Cursor leva agentes na nuvem para as máquinas das empresas

A Cursor lançou o Self-Hosted Machines, que permite às equipes rodar a parte de execução de ferramentas dos seus agentes de programação na nuvem em máquinas geridas por elas mesmas. Só o ambiente de execução é deslocado: o loop do agente, o raciocínio e o planejamento continuam na nuvem da Cursor, que também segue responsável por iniciar e agendar as tarefas.
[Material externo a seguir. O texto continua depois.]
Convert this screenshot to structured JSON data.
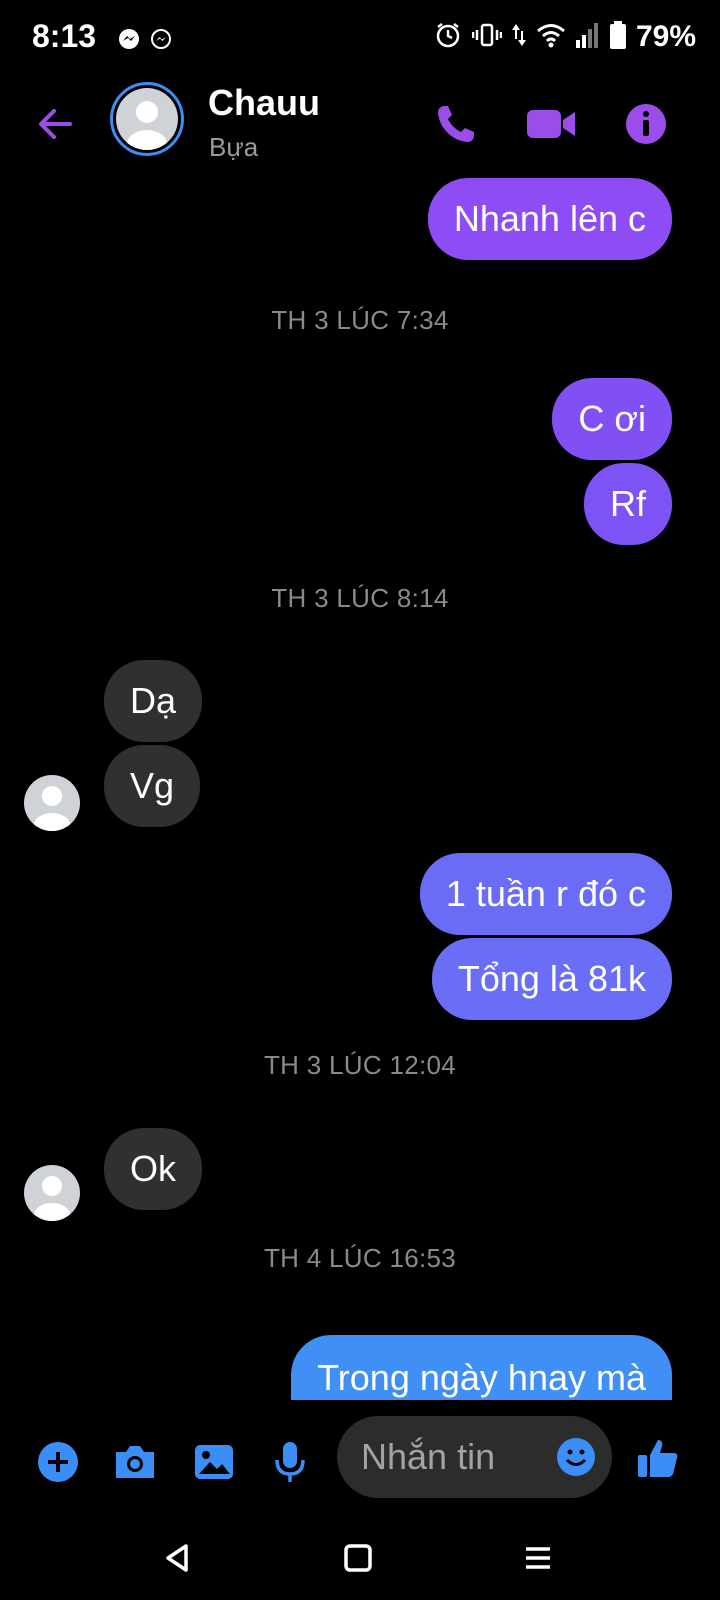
{
  "status_bar": {
    "time": "8:13",
    "battery": "79%"
  },
  "header": {
    "name": "Chauu",
    "subtitle": "Bựa"
  },
  "messages": [
    {
      "type": "out",
      "text": "Nhanh lên c",
      "color": "#8e4cf5"
    },
    {
      "type": "timestamp",
      "text": "TH 3 LÚC 7:34"
    },
    {
      "type": "out",
      "text": "C ơi",
      "color": "#8150f5"
    },
    {
      "type": "out",
      "text": "Rf",
      "color": "#7d53f5"
    },
    {
      "type": "timestamp",
      "text": "TH 3 LÚC 8:14"
    },
    {
      "type": "in",
      "text": "Dạ"
    },
    {
      "type": "in",
      "text": "Vg"
    },
    {
      "type": "out",
      "text": "1 tuần r đó c",
      "color": "#6b6cf6"
    },
    {
      "type": "out",
      "text": "Tổng là 81k",
      "color": "#6a6ef6"
    },
    {
      "type": "timestamp",
      "text": "TH 3 LÚC 12:04"
    },
    {
      "type": "in",
      "text": "Ok"
    },
    {
      "type": "timestamp",
      "text": "TH 4 LÚC 16:53"
    },
    {
      "type": "out",
      "text": "Trong ngày hnay mà",
      "color": "#3f8ff4"
    }
  ],
  "composer": {
    "placeholder": "Nhắn tin"
  },
  "colors": {
    "accent_purple": "#9b4dea",
    "accent_blue": "#3b8ef5"
  }
}
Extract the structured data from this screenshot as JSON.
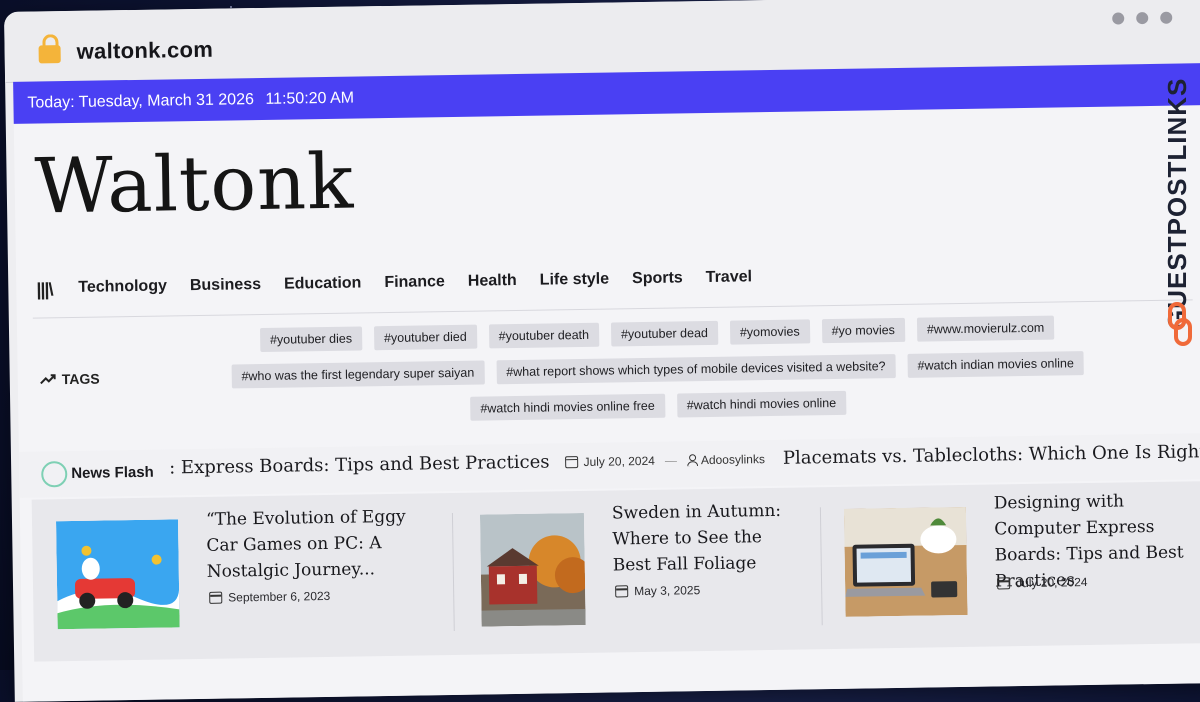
{
  "browser": {
    "url": "waltonk.com"
  },
  "topbar": {
    "date": "Today: Tuesday, March 31 2026",
    "time": "11:50:20 AM"
  },
  "site": {
    "logo": "Waltonk"
  },
  "nav": {
    "items": [
      "Technology",
      "Business",
      "Education",
      "Finance",
      "Health",
      "Life style",
      "Sports",
      "Travel"
    ]
  },
  "tags": {
    "label": "TAGS",
    "rows": [
      [
        "#youtuber dies",
        "#youtuber died",
        "#youtuber death",
        "#youtuber dead",
        "#yomovies",
        "#yo movies",
        "#www.movierulz.com"
      ],
      [
        "#who was the first legendary super saiyan",
        "#what report shows which types of mobile devices visited a website?",
        "#watch indian movies online"
      ],
      [
        "#watch hindi movies online free",
        "#watch hindi movies online"
      ]
    ]
  },
  "news_flash": {
    "label": "News Flash",
    "ticker_title": ": Express Boards: Tips and Best Practices",
    "ticker_date": "July 20, 2024",
    "ticker_author": "Adoosylinks",
    "next_title": "Placemats vs. Tablecloths: Which One Is Right for Your Di"
  },
  "cards": [
    {
      "title": "“The Evolution of Eggy Car Games on PC: A Nostalgic Journey...",
      "date": "September 6, 2023"
    },
    {
      "title": "Sweden in Autumn: Where to See the Best Fall Foliage",
      "date": "May 3, 2025"
    },
    {
      "title": "Designing with Computer Express Boards: Tips and Best Practices",
      "date": "July 20, 2024"
    }
  ],
  "brand": {
    "name": "GUESTPOSTLINKS"
  },
  "colors": {
    "topbar": "#4a40f3",
    "accent_ring": "#7ed0b4",
    "brand_icon": "#f06a3a"
  }
}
A conexão funciona ao contrário: a máquina da empresa instala a CLI da Cursor, executa agent worker start e, a partir dela, estabelece uma conexão HTTPS de saída permanente com a nuvem da Cursor. A Cursor afirma explicitamente que a plataforma nunca inicia uma conexão de entrada para dentro da rede da empresa. Para as equipes de segurança, isso é um canal de mão única, só de saída, que não exige abrir portas de entrada no firewall.

Por que trazer a execução de volta

A Cursor cita três cenários. No primeiro, o agente precisa de acesso direto a repositórios de código, serviços internos e bancos de dados dentro da rede da empresa, algo que uma máquina virtual hospedada não alcança. No segundo, é necessário hardware específico, como uma GPU para treinamento ou um Mac para compilar aplicativos iOS. No terceiro, o sistema operacional ou o pipeline de build é pesado demais para caber em uma imagem padrão na nuvem.

Esses três casos afetam principalmente grandes empresas. Equipes pequenas e médias não encontram grandes obstáculos ao usar sandboxes hospedados, enquanto o setor financeiro, a saúde e a indústria de grande porte costumam ter exigências de conformidade que simplesmente proíbem que o código saia para infraestrutura de terceiros. Até agora, esses clientes simplesmente não podiam deixar os agentes entrarem.

Dois formatos e uma lista de parceiros

A configuração tem dois níveis: My Machines conecta um único notebook ou uma única máquina virtual a uma conta pessoal; Pools é uma fila nomeada voltada para equipes e empresas, que escala a capacidade automaticamente conforme o volume de solicitações. Esse segundo modo corresponde a cenários em que dezenas ou centenas de pessoas compartilham o mesmo conjunto de máquinas de build.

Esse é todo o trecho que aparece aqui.